British wheelchair tennis player

Jamie Burdekin (born 10 December 1979) is a retired English wheelchair tennis player. He competed at the 2008 Summer Paralympics, the 2012 Summer Paralympics and the 2016 Summer Paralympics.

He won the bronze medal together with Peter Norfolk in the Quad Doubles event at the 2008 Summer Paralympics.

Norfolk and Burdekin also won the Quad Doubles event at the Japan Open as part of the 2012 ITF Wheelchair Tennis Tour.

He also won the bronze medal in the Quad Doubles event at the 2016 Summer Paralympics held in Rio de Janeiro, Brazil, together with Andrew Lapthorne.

In 2014 and 2015, Lapthorne and Burdekin also won the silver medals in the Quad Doubles event of the Wheelchair Tennis Masters.

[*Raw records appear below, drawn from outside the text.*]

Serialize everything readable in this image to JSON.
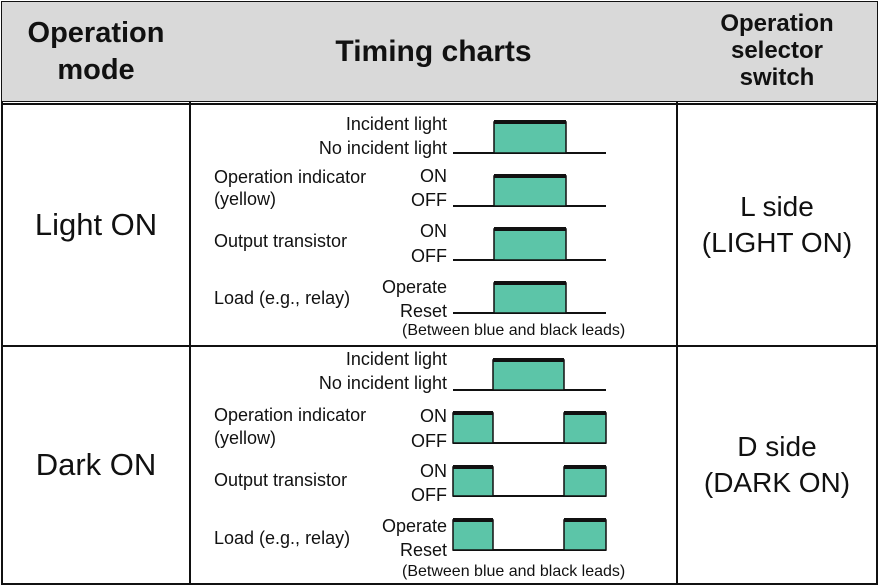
{
  "table": {
    "headers": {
      "mode": "Operation mode",
      "timing": "Timing charts",
      "switch": "Operation selector switch"
    },
    "rows": [
      {
        "mode": "Light ON",
        "switch_line1": "L side",
        "switch_line2": "(LIGHT ON)",
        "signals": [
          {
            "label": "",
            "high": "Incident light",
            "low": "No incident light"
          },
          {
            "label": "Operation indicator",
            "label2": "(yellow)",
            "high": "ON",
            "low": "OFF"
          },
          {
            "label": "Output transistor",
            "high": "ON",
            "low": "OFF"
          },
          {
            "label": "Load (e.g., relay)",
            "high": "Operate",
            "low": "Reset"
          }
        ],
        "note": "(Between blue and black leads)"
      },
      {
        "mode": "Dark ON",
        "switch_line1": "D side",
        "switch_line2": "(DARK ON)",
        "signals": [
          {
            "label": "",
            "high": "Incident light",
            "low": "No incident light"
          },
          {
            "label": "Operation indicator",
            "label2": "(yellow)",
            "high": "ON",
            "low": "OFF"
          },
          {
            "label": "Output transistor",
            "high": "ON",
            "low": "OFF"
          },
          {
            "label": "Load (e.g., relay)",
            "high": "Operate",
            "low": "Reset"
          }
        ],
        "note": "(Between blue and black leads)"
      }
    ]
  },
  "colors": {
    "pulse_fill": "#5cc5a8",
    "header_bg": "#d9d9d9",
    "line": "#111111"
  }
}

In 2004, Jamie Burdekin tested positive for cocaine during the British Open Wheelchair Tennis Championships and received a two-year suspension. In 2017, Burdekin received a four-year ban after refusing to submit to an out-of-competition drug test. Although he claimed to be retired, he had not formally notified the International Tennis Federation, leaving him subject to testing under anti-doping rules.